Tuesday, October 25, 2016

I am Curious Yellow...

The Leopard had an experience like this: I grew up in a pretty diverse neighborhood at the time in Stapleton, Staten Island. My friends were pretty mixed – Latin, Asian & white. We were the only black family, though.

One of my little friends had a large above ground pool in his backyard. I’d barely noticed it until a bunch of us kids were piddling around one hot summer day and someone said, “Jimmy’s pool is up!” Before I knew it, most of the kids had scattered to run home to get their trunks and towels. We were all so excited for some reason. I remember running home to tell my younger sister. When I got there, she was home watching TV and I remember how she beamed behind me as I asked my mom if we could join the gang.

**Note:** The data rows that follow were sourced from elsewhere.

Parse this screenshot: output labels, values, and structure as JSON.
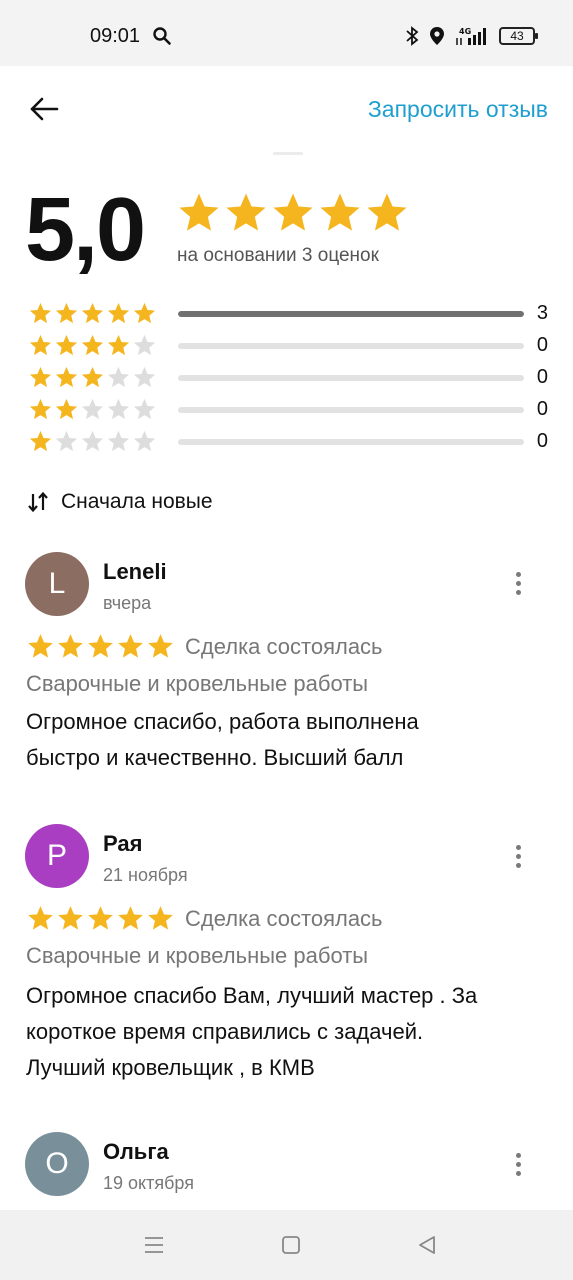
{
  "status_bar": {
    "time": "09:01",
    "network": "4G",
    "battery": "43"
  },
  "header": {
    "request_review_label": "Запросить отзыв"
  },
  "summary": {
    "rating": "5,0",
    "stars": 5,
    "caption": "на основании 3 оценок"
  },
  "breakdown": [
    {
      "stars": 5,
      "count": "3",
      "fraction": 1.0
    },
    {
      "stars": 4,
      "count": "0",
      "fraction": 0
    },
    {
      "stars": 3,
      "count": "0",
      "fraction": 0
    },
    {
      "stars": 2,
      "count": "0",
      "fraction": 0
    },
    {
      "stars": 1,
      "count": "0",
      "fraction": 0
    }
  ],
  "sort": {
    "label": "Сначала новые"
  },
  "reviews": [
    {
      "initial": "L",
      "author": "Leneli",
      "date": "вчера",
      "stars": 5,
      "deal_status": "Сделка состоялась",
      "category": "Сварочные и кровельные работы",
      "text_lines": [
        "Огромное спасибо, работа выполнена",
        "быстро и качественно. Высший балл"
      ],
      "avatar_color": "#8b6d62"
    },
    {
      "initial": "Р",
      "author": "Рая",
      "date": "21 ноября",
      "stars": 5,
      "deal_status": "Сделка состоялась",
      "category": "Сварочные и кровельные работы",
      "text_lines": [
        "Огромное спасибо Вам, лучший мастер . За",
        "короткое время справились с задачей.",
        "Лучший кровельщик , в КМВ"
      ],
      "avatar_color": "#a93ec2"
    },
    {
      "initial": "О",
      "author": "Ольга",
      "date": "19 октября",
      "avatar_color": "#79909b"
    }
  ],
  "colors": {
    "accent": "#1e9fd0",
    "star_filled": "#f5b51f",
    "star_empty": "#dddddd"
  }
}
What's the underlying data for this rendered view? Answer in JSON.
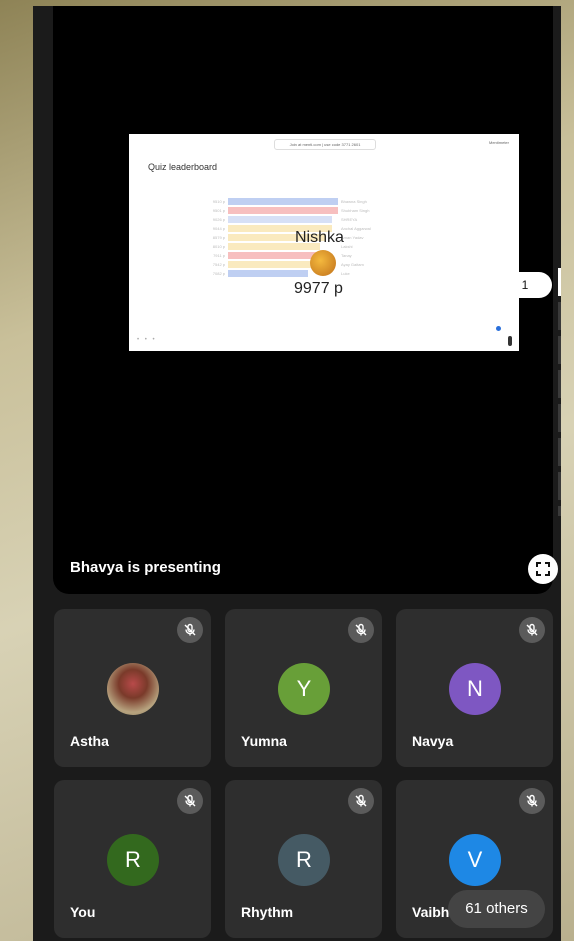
{
  "slide": {
    "join_text": "Join at menti.com | use code 3771 2601",
    "brand": "Mentimeter",
    "title": "Quiz leaderboard",
    "winner_name": "Nishka",
    "winner_score": "9977 p",
    "leaderboard": [
      {
        "score": "9510 p",
        "name": "Bhawna Singh",
        "color": "#8aa8e8"
      },
      {
        "score": "9501 p",
        "name": "Shubham Singh",
        "color": "#f08a8a"
      },
      {
        "score": "9026 p",
        "name": "SHREYA",
        "color": "#b7c7ef"
      },
      {
        "score": "9044 p",
        "name": "Anchal Aggarwal",
        "color": "#f6d98a"
      },
      {
        "score": "8579 p",
        "name": "Aman Yadav",
        "color": "#f6d98a"
      },
      {
        "score": "8010 p",
        "name": "Lakshi",
        "color": "#f6d98a"
      },
      {
        "score": "7911 p",
        "name": "Tanay",
        "color": "#f08a8a"
      },
      {
        "score": "7542 p",
        "name": "Ayay Gaitam",
        "color": "#f6d98a"
      },
      {
        "score": "7082 p",
        "name": "Luke",
        "color": "#8aa8e8"
      }
    ]
  },
  "page_indicator": "1",
  "presenting_text": "Bhavya is presenting",
  "participants": [
    {
      "name": "Astha",
      "initial": "",
      "color": "",
      "photo": true
    },
    {
      "name": "Yumna",
      "initial": "Y",
      "color": "#689f38"
    },
    {
      "name": "Navya",
      "initial": "N",
      "color": "#7e57c2"
    },
    {
      "name": "You",
      "initial": "R",
      "color": "#33691e"
    },
    {
      "name": "Rhythm",
      "initial": "R",
      "color": "#455a64"
    },
    {
      "name": "Vaibh",
      "initial": "V",
      "color": "#1e88e5"
    }
  ],
  "others_label": "61 others",
  "icons": {
    "mute": "mic-off-icon",
    "fullscreen": "fullscreen-icon"
  }
}
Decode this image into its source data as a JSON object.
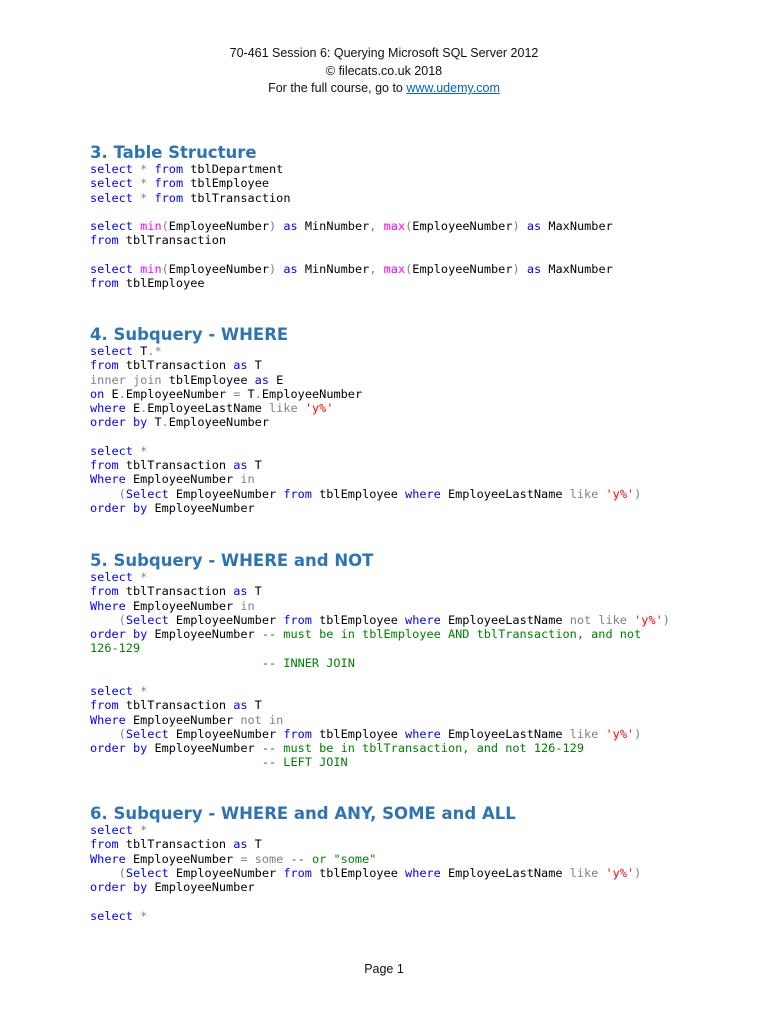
{
  "header": {
    "title": "70-461 Session 6: Querying Microsoft SQL Server 2012",
    "copyright": "© filecats.co.uk 2018",
    "course_prefix": "For the full course, go to ",
    "course_link": "www.udemy.com"
  },
  "colors": {
    "heading": "#2e74b5",
    "keyword": "#0000ff",
    "operator": "#808080",
    "function": "#ff00ff",
    "string": "#ff0000",
    "comment": "#008000"
  },
  "sections": [
    {
      "title": "3. Table Structure",
      "lines": [
        [
          [
            "k",
            "select"
          ],
          [
            "t",
            " "
          ],
          [
            "g",
            "*"
          ],
          [
            "t",
            " "
          ],
          [
            "k",
            "from"
          ],
          [
            "t",
            " tblDepartment"
          ]
        ],
        [
          [
            "k",
            "select"
          ],
          [
            "t",
            " "
          ],
          [
            "g",
            "*"
          ],
          [
            "t",
            " "
          ],
          [
            "k",
            "from"
          ],
          [
            "t",
            " tblEmployee"
          ]
        ],
        [
          [
            "k",
            "select"
          ],
          [
            "t",
            " "
          ],
          [
            "g",
            "*"
          ],
          [
            "t",
            " "
          ],
          [
            "k",
            "from"
          ],
          [
            "t",
            " tblTransaction"
          ]
        ],
        [],
        [
          [
            "k",
            "select"
          ],
          [
            "t",
            " "
          ],
          [
            "f",
            "min"
          ],
          [
            "g",
            "("
          ],
          [
            "t",
            "EmployeeNumber"
          ],
          [
            "g",
            ")"
          ],
          [
            "t",
            " "
          ],
          [
            "k",
            "as"
          ],
          [
            "t",
            " MinNumber"
          ],
          [
            "g",
            ","
          ],
          [
            "t",
            " "
          ],
          [
            "f",
            "max"
          ],
          [
            "g",
            "("
          ],
          [
            "t",
            "EmployeeNumber"
          ],
          [
            "g",
            ")"
          ],
          [
            "t",
            " "
          ],
          [
            "k",
            "as"
          ],
          [
            "t",
            " MaxNumber"
          ]
        ],
        [
          [
            "k",
            "from"
          ],
          [
            "t",
            " tblTransaction"
          ]
        ],
        [],
        [
          [
            "k",
            "select"
          ],
          [
            "t",
            " "
          ],
          [
            "f",
            "min"
          ],
          [
            "g",
            "("
          ],
          [
            "t",
            "EmployeeNumber"
          ],
          [
            "g",
            ")"
          ],
          [
            "t",
            " "
          ],
          [
            "k",
            "as"
          ],
          [
            "t",
            " MinNumber"
          ],
          [
            "g",
            ","
          ],
          [
            "t",
            " "
          ],
          [
            "f",
            "max"
          ],
          [
            "g",
            "("
          ],
          [
            "t",
            "EmployeeNumber"
          ],
          [
            "g",
            ")"
          ],
          [
            "t",
            " "
          ],
          [
            "k",
            "as"
          ],
          [
            "t",
            " MaxNumber"
          ]
        ],
        [
          [
            "k",
            "from"
          ],
          [
            "t",
            " tblEmployee"
          ]
        ]
      ]
    },
    {
      "title": "4. Subquery - WHERE",
      "lines": [
        [
          [
            "k",
            "select"
          ],
          [
            "t",
            " T"
          ],
          [
            "g",
            ".*"
          ]
        ],
        [
          [
            "k",
            "from"
          ],
          [
            "t",
            " tblTransaction "
          ],
          [
            "k",
            "as"
          ],
          [
            "t",
            " T"
          ]
        ],
        [
          [
            "g",
            "inner join"
          ],
          [
            "t",
            " tblEmployee "
          ],
          [
            "k",
            "as"
          ],
          [
            "t",
            " E"
          ]
        ],
        [
          [
            "k",
            "on"
          ],
          [
            "t",
            " E"
          ],
          [
            "g",
            "."
          ],
          [
            "t",
            "EmployeeNumber "
          ],
          [
            "g",
            "="
          ],
          [
            "t",
            " T"
          ],
          [
            "g",
            "."
          ],
          [
            "t",
            "EmployeeNumber"
          ]
        ],
        [
          [
            "k",
            "where"
          ],
          [
            "t",
            " E"
          ],
          [
            "g",
            "."
          ],
          [
            "t",
            "EmployeeLastName "
          ],
          [
            "g",
            "like"
          ],
          [
            "t",
            " "
          ],
          [
            "s",
            "'y%'"
          ]
        ],
        [
          [
            "k",
            "order by"
          ],
          [
            "t",
            " T"
          ],
          [
            "g",
            "."
          ],
          [
            "t",
            "EmployeeNumber"
          ]
        ],
        [],
        [
          [
            "k",
            "select"
          ],
          [
            "t",
            " "
          ],
          [
            "g",
            "*"
          ]
        ],
        [
          [
            "k",
            "from"
          ],
          [
            "t",
            " tblTransaction "
          ],
          [
            "k",
            "as"
          ],
          [
            "t",
            " T"
          ]
        ],
        [
          [
            "k",
            "Where"
          ],
          [
            "t",
            " EmployeeNumber "
          ],
          [
            "g",
            "in"
          ]
        ],
        [
          [
            "t",
            "    "
          ],
          [
            "g",
            "("
          ],
          [
            "k",
            "Select"
          ],
          [
            "t",
            " EmployeeNumber "
          ],
          [
            "k",
            "from"
          ],
          [
            "t",
            " tblEmployee "
          ],
          [
            "k",
            "where"
          ],
          [
            "t",
            " EmployeeLastName "
          ],
          [
            "g",
            "like"
          ],
          [
            "t",
            " "
          ],
          [
            "s",
            "'y%'"
          ],
          [
            "g",
            ")"
          ]
        ],
        [
          [
            "k",
            "order by"
          ],
          [
            "t",
            " EmployeeNumber"
          ]
        ]
      ]
    },
    {
      "title": "5. Subquery - WHERE and NOT",
      "lines": [
        [
          [
            "k",
            "select"
          ],
          [
            "t",
            " "
          ],
          [
            "g",
            "*"
          ]
        ],
        [
          [
            "k",
            "from"
          ],
          [
            "t",
            " tblTransaction "
          ],
          [
            "k",
            "as"
          ],
          [
            "t",
            " T"
          ]
        ],
        [
          [
            "k",
            "Where"
          ],
          [
            "t",
            " EmployeeNumber "
          ],
          [
            "g",
            "in"
          ]
        ],
        [
          [
            "t",
            "    "
          ],
          [
            "g",
            "("
          ],
          [
            "k",
            "Select"
          ],
          [
            "t",
            " EmployeeNumber "
          ],
          [
            "k",
            "from"
          ],
          [
            "t",
            " tblEmployee "
          ],
          [
            "k",
            "where"
          ],
          [
            "t",
            " EmployeeLastName "
          ],
          [
            "g",
            "not like"
          ],
          [
            "t",
            " "
          ],
          [
            "s",
            "'y%'"
          ],
          [
            "g",
            ")"
          ]
        ],
        [
          [
            "k",
            "order by"
          ],
          [
            "t",
            " EmployeeNumber "
          ],
          [
            "c",
            "-- must be in tblEmployee AND tblTransaction, and not"
          ]
        ],
        [
          [
            "c",
            "126-129"
          ]
        ],
        [
          [
            "t",
            "                        "
          ],
          [
            "c",
            "-- INNER JOIN"
          ]
        ],
        [],
        [
          [
            "k",
            "select"
          ],
          [
            "t",
            " "
          ],
          [
            "g",
            "*"
          ]
        ],
        [
          [
            "k",
            "from"
          ],
          [
            "t",
            " tblTransaction "
          ],
          [
            "k",
            "as"
          ],
          [
            "t",
            " T"
          ]
        ],
        [
          [
            "k",
            "Where"
          ],
          [
            "t",
            " EmployeeNumber "
          ],
          [
            "g",
            "not in"
          ]
        ],
        [
          [
            "t",
            "    "
          ],
          [
            "g",
            "("
          ],
          [
            "k",
            "Select"
          ],
          [
            "t",
            " EmployeeNumber "
          ],
          [
            "k",
            "from"
          ],
          [
            "t",
            " tblEmployee "
          ],
          [
            "k",
            "where"
          ],
          [
            "t",
            " EmployeeLastName "
          ],
          [
            "g",
            "like"
          ],
          [
            "t",
            " "
          ],
          [
            "s",
            "'y%'"
          ],
          [
            "g",
            ")"
          ]
        ],
        [
          [
            "k",
            "order by"
          ],
          [
            "t",
            " EmployeeNumber "
          ],
          [
            "c",
            "-- must be in tblTransaction, and not 126-129"
          ]
        ],
        [
          [
            "t",
            "                        "
          ],
          [
            "c",
            "-- LEFT JOIN"
          ]
        ]
      ]
    },
    {
      "title": "6. Subquery - WHERE and ANY, SOME and ALL",
      "lines": [
        [
          [
            "k",
            "select"
          ],
          [
            "t",
            " "
          ],
          [
            "g",
            "*"
          ]
        ],
        [
          [
            "k",
            "from"
          ],
          [
            "t",
            " tblTransaction "
          ],
          [
            "k",
            "as"
          ],
          [
            "t",
            " T"
          ]
        ],
        [
          [
            "k",
            "Where"
          ],
          [
            "t",
            " EmployeeNumber "
          ],
          [
            "g",
            "="
          ],
          [
            "t",
            " "
          ],
          [
            "g",
            "some"
          ],
          [
            "t",
            " "
          ],
          [
            "c",
            "-- or \"some\""
          ]
        ],
        [
          [
            "t",
            "    "
          ],
          [
            "g",
            "("
          ],
          [
            "k",
            "Select"
          ],
          [
            "t",
            " EmployeeNumber "
          ],
          [
            "k",
            "from"
          ],
          [
            "t",
            " tblEmployee "
          ],
          [
            "k",
            "where"
          ],
          [
            "t",
            " EmployeeLastName "
          ],
          [
            "g",
            "like"
          ],
          [
            "t",
            " "
          ],
          [
            "s",
            "'y%'"
          ],
          [
            "g",
            ")"
          ]
        ],
        [
          [
            "k",
            "order by"
          ],
          [
            "t",
            " EmployeeNumber"
          ]
        ],
        [],
        [
          [
            "k",
            "select"
          ],
          [
            "t",
            " "
          ],
          [
            "g",
            "*"
          ]
        ]
      ]
    }
  ],
  "footer": {
    "page": "Page 1"
  }
}
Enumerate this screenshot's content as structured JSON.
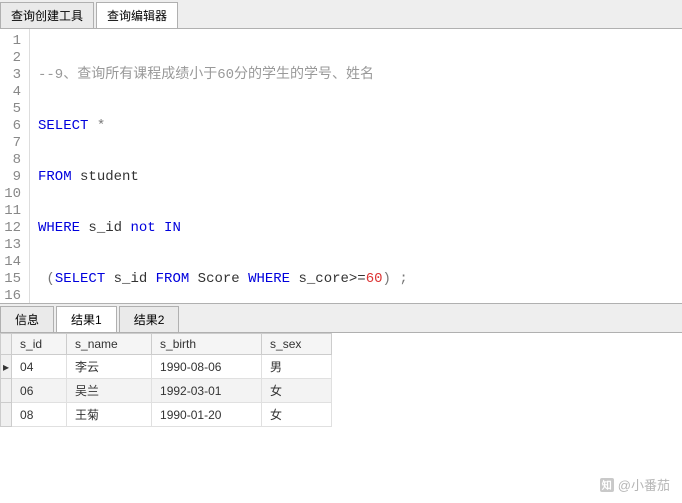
{
  "top_tabs": {
    "create": "查询创建工具",
    "editor": "查询编辑器"
  },
  "editor": {
    "line_numbers": [
      "1",
      "2",
      "3",
      "4",
      "5",
      "6",
      "7",
      "8",
      "9",
      "10",
      "11",
      "12",
      "13",
      "14",
      "15",
      "16"
    ],
    "l1_comment": "--9、查询所有课程成绩小于60分的学生的学号、姓名",
    "l2_select": "SELECT",
    "l2_star": " *",
    "l3_from": "FROM",
    "l3_tbl": " student",
    "l4_where": "WHERE",
    "l4_col": " s_id ",
    "l4_not": "not",
    "l4_in": " IN",
    "l5_open": " (",
    "l5_select": "SELECT",
    "l5_col": " s_id ",
    "l5_from": "FROM",
    "l5_tbl": " Score ",
    "l5_where": "WHERE",
    "l5_cond": " s_core>=",
    "l5_num": "60",
    "l5_close": ") ;"
  },
  "bottom_tabs": {
    "info": "信息",
    "res1": "结果1",
    "res2": "结果2"
  },
  "grid": {
    "headers": {
      "c1": "s_id",
      "c2": "s_name",
      "c3": "s_birth",
      "c4": "s_sex"
    },
    "pointer": "▸",
    "rows": [
      {
        "c1": "04",
        "c2": "李云",
        "c3": "1990-08-06",
        "c4": "男"
      },
      {
        "c1": "06",
        "c2": "吴兰",
        "c3": "1992-03-01",
        "c4": "女"
      },
      {
        "c1": "08",
        "c2": "王菊",
        "c3": "1990-01-20",
        "c4": "女"
      }
    ]
  },
  "watermark": {
    "logo": "知",
    "text": "@小番茄"
  }
}
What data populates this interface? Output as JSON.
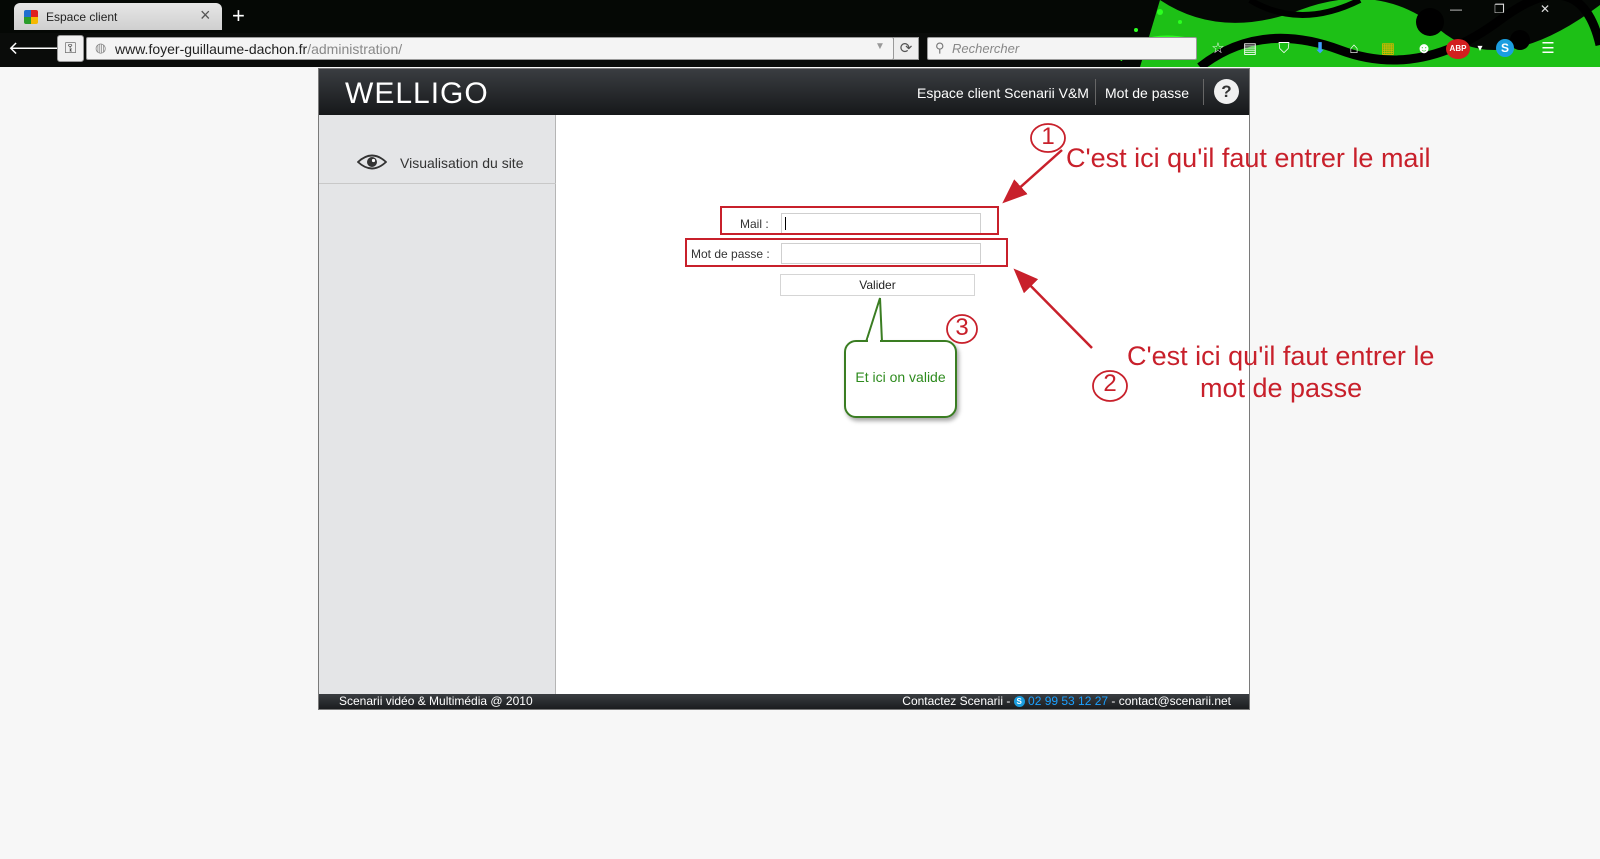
{
  "browser": {
    "tab_title": "Espace client",
    "new_tab": "+",
    "url_host": "www.foyer-guillaume-dachon.fr",
    "url_path": "/administration/",
    "search_placeholder": "Rechercher"
  },
  "header": {
    "logo": "WELLIGO",
    "nav_espace": "Espace client Scenarii V&M",
    "nav_mdp": "Mot de passe",
    "help": "?"
  },
  "sidebar": {
    "items": [
      {
        "label": "Visualisation du site",
        "icon": "eye-icon"
      }
    ]
  },
  "form": {
    "mail_label": "Mail :",
    "mail_value": "",
    "password_label": "Mot de passe :",
    "password_value": "",
    "submit_label": "Valider"
  },
  "footer": {
    "left": "Scenarii vidéo & Multimédia @ 2010",
    "contact_prefix": "Contactez Scenarii - ",
    "skype_icon": "S",
    "phone": "02 99 53 12 27",
    "email": " - contact@scenarii.net"
  },
  "annotations": {
    "n1": "1",
    "text1": "C'est ici qu'il faut entrer le mail",
    "n2": "2",
    "text2_line1": "C'est ici qu'il faut entrer le",
    "text2_line2": "mot de passe",
    "n3": "3",
    "bubble": "Et ici on valide",
    "color_red": "#c8202b",
    "color_green": "#3a7d22"
  }
}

We dressed as quickly as we could and ran in bare feet around the block to Jimmy’s house. As we got closer, we could hear some of the other neighborhood kids already there, splashing and laughing.

As we approached, leaning against the front gate to Jimmy’s house was his 7 year old sister, mouth stained red from a cherry lollipop stuck her mouth. As we started to pass her, she said, “You can’t go in the pool”. My sister and I looked at each other. “Why?”

“Because you’re colored.”

We were completely perplexed. We both ran back crying and told my mother. She grabbed both our wrists and dragged us back to Jimmy’s house. Jimmy’s younger sister was still standing in the yard in her yellow bathing suit.

“Let me speak to your mother! My mom said. Go get her.” When Jimmy mother’s came down, my mother told her in no uncertain terms she had no intention of allowing her kids to play with us anymore. Furthermore, she said, she had no need “For them to associate with people like you.” She said this forcefully without raising her voice or using profanity (she's a church-going woman).

Jimmy’s mother was nonplussed and apologized profusely, saying she never said anything of the kind to her daughter (I now think it was her father or one of  Jimmy’s older brothers). When we got home, she forbid us to play with them.

Whenever I saw Jimmy from then on, I would just stare at a distance, not sure how I felt.